The main issue in computing this score is the needed alignment between the 2 word sequences. This can be obtained through dynamic programming, using the so called Levenstein distance. Fortunately, you can find on-line several tool to compute it…
Although Mirco is correct and indeed many papers use this measure, I just want to add one point of caution. The formula which is given is normalized against the prompt, so it is possible to get error rates that are greater than 100%, using this formula -- i.e., when I > D, namely when the length of the results is greater than the number of words in the prompt. Therefore, for performance comparison, say among algorithms or parameter changes, it is better to work directly with the S, D, and I and not read too much into the WER given by this equation. Alternatively, you can devise different nonstandard normalizations to aid you in making decisions on your algorithmic enhancements.

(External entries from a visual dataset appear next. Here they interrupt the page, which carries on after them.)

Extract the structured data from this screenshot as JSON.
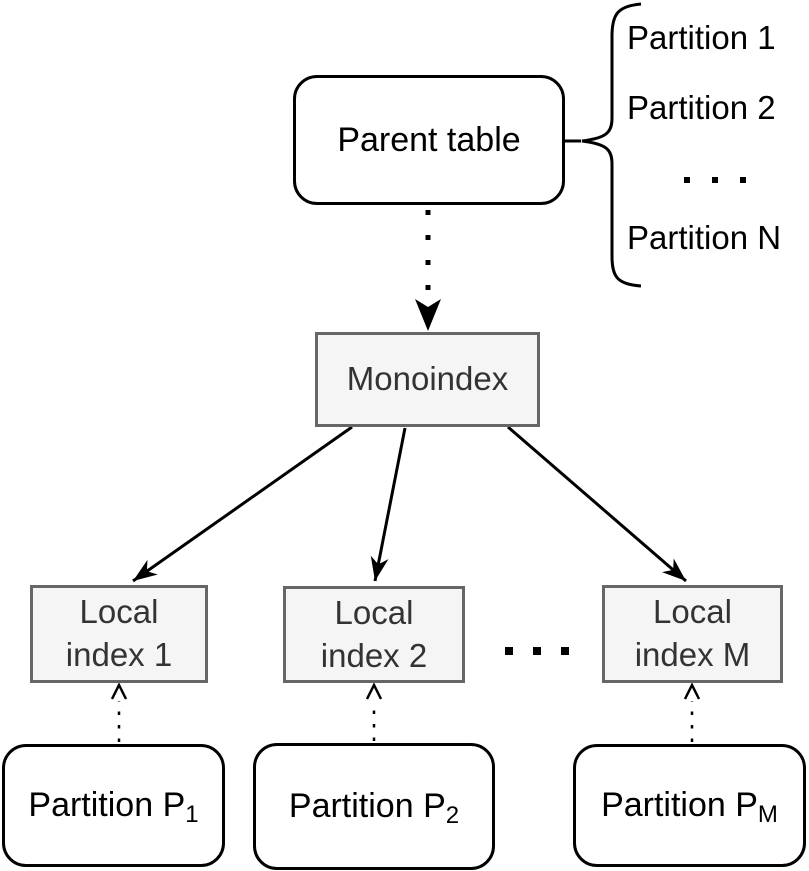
{
  "diagram": {
    "parent_table": {
      "label": "Parent table"
    },
    "partition_list": {
      "item1": "Partition 1",
      "item2": "Partition 2",
      "ellipsis": "...",
      "itemN": "Partition N"
    },
    "monoindex": {
      "label": "Monoindex"
    },
    "local_index_row": {
      "index1": {
        "line1": "Local",
        "line2": "index 1"
      },
      "index2": {
        "line1": "Local",
        "line2": "index 2"
      },
      "ellipsis": "...",
      "indexM": {
        "line1": "Local",
        "line2": "index M"
      }
    },
    "partition_row": {
      "p1": {
        "label": "Partition P",
        "sub": "1"
      },
      "p2": {
        "label": "Partition P",
        "sub": "2"
      },
      "pM": {
        "label": "Partition P",
        "sub": "M"
      }
    },
    "colors": {
      "node_fill_gray": "#f5f5f5",
      "node_border_gray": "#666666",
      "node_border_black": "#000000",
      "line_color": "#000000",
      "text_dark": "#333333",
      "background": "#ffffff"
    }
  }
}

The conventional metric is WER (described above). It can indeed be greater than 100%. But if it is, your problems are more serious than deciding on a metric. It's usual to tune decoder parameters such that insertion and deletions balance; if they don't you have a mis-tuned decoder.
For some languages, such as Mandarin, the metric is often CER -- Character Error Rate.
Then there's Utterance Error Rate -- the rate for a completely accurate transcription. This matters in some applications; for example, your digit error rate may be 1%, but what if your application uses inputs of 16 digit strings (a credit card number)? Now the effective error rate is ~15% and the accuracy is not so good.
If you'e doing something like information retrieval, WERs up to 30-35% give performance equivalent to that for a correct text transcription.
Finally, if the application is a dialog system, WER can rise to ~35% but the system may still be able to achieve an acceptably high completion rate (since it can fix errors though clarification, etc.)
Also bear in mind that for some applications such as Key Word Search the WER is tangentially informative. What you actually want to know is something like the Lattice Recall rate.